After the terror attacks in Paris which left over 130 people dead, some Canadian citizens and leaders are questioning Prime Minister Trudeau’s commitment to resettle 25,000 refugees in Canada before the end of the year.
On Monday, citing security concerns, Premier Brad Wall of Saskatchewan urged Prime Minister Justin Trudeau to rethink plans to bring 25,000 Syrian refugees into Canada by the end of the year.
Wall said in the wake of last week’s Paris killings, he wants to see a “redoubling” of security checks before the refugees are brought into Canada.
Two stage screening process for refugees coming to Canada
In a recent opinion piece in The Tyee, immigration lawyer Laura Best says writes that Canada can safely meet its commitment to resettle 25,000 refugees by the end of the year. How?
Best explains the UNHCR (United Nations HIgh Commissioner for Refugees) has been on the ground in Syria’s neighbouring countries for years now.
“And they have a robust screening process before they’re even placed to be eligible for re-settlement. So that involves being screened for criminality, security threats and being screened for credibility.”
- Only 1-2% of the refugees that are registered with the UNHCR agency are ever placed into the resettlement pool, and they are heavily vetted before that’s done.
- Canada taps into that vetted pool.
- Then Canada re-does its own security screening, including medical, criminal and background checks by the Canadian Visa office abroad, which involved coordination with CSIS, the RCMP, looking at international databases like Interpol, and often re-interviewing applicants.
“Canada is pre-selecting, pre-screening overseas before they ever make it to Canada.”

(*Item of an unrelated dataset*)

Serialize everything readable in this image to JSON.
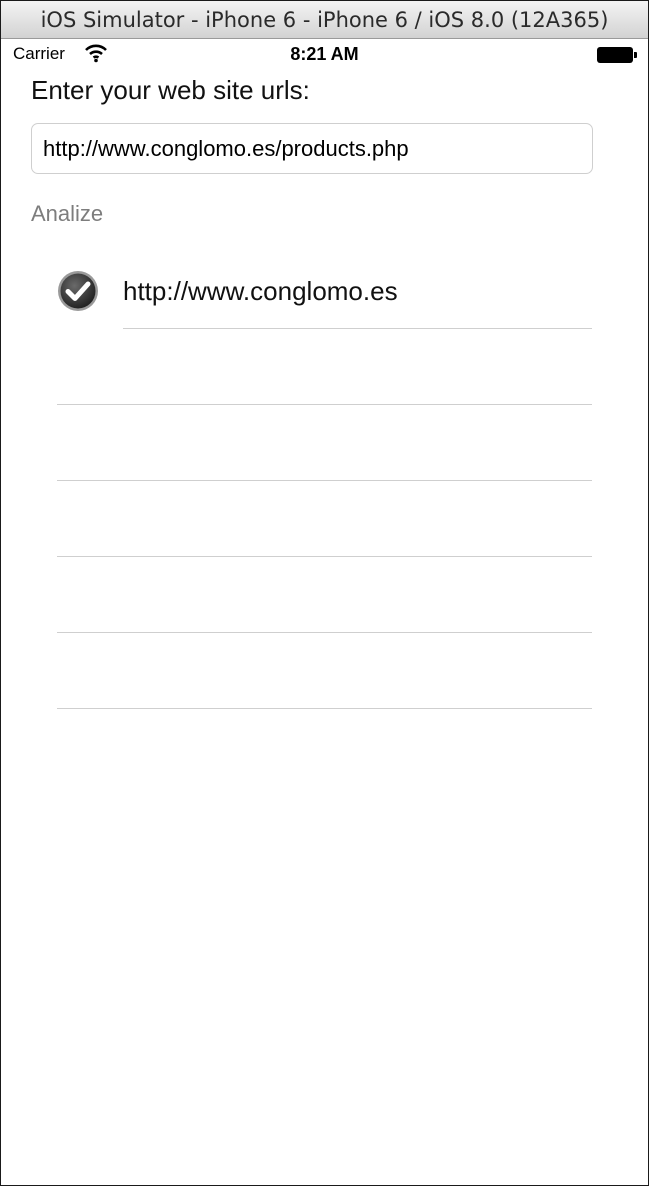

“Fast-tracking” refugees is a misnomer
“Canada actually does have a history of bringing refugees from war zones very quickly after a conflict. We did it in Vietnam, we did it in Kosovo. There’s no reason that those resources can’t be deployed to bring people quickly while still maintaining the integrity of the security screening.”
What about that one person?
“First of all, it’s highly unlikely given the two stage screening, first by the UNHCR and then by Canada, that someone could get through. And the evidence just doesn’t bear out that those individuals would be coming through this stream. What we saw in Paris as that …all of the identified attackers were either French or Belgium citizens. And what is important to distinguish is Canada is bringing pre-screened refugees.The migrants who are going into Europe are moving of their own volition, they are not being pre-screened before they go to Europe.”
Perpetrators of terrorism attacks are citizens, not refugees
Canadian citizens behind the attacks in Ottawa and Victoria. Belgian and French citizens behind the attacks in Paris. European citizens who could fly to Canada anytime because they don’t need a VISA to get into our country.
Refugees are Canada’s future law-abiding, hard-working citizens
According to Best, neighbourhoods with a high percentage of new immigrants see a decrease in violent crime.
“They often are hard-working, so grateful they’ve found safe haven for their family. They’re law-abiding, these are people who just really need a chance for them and their children to find safety, word hard and build a new life.”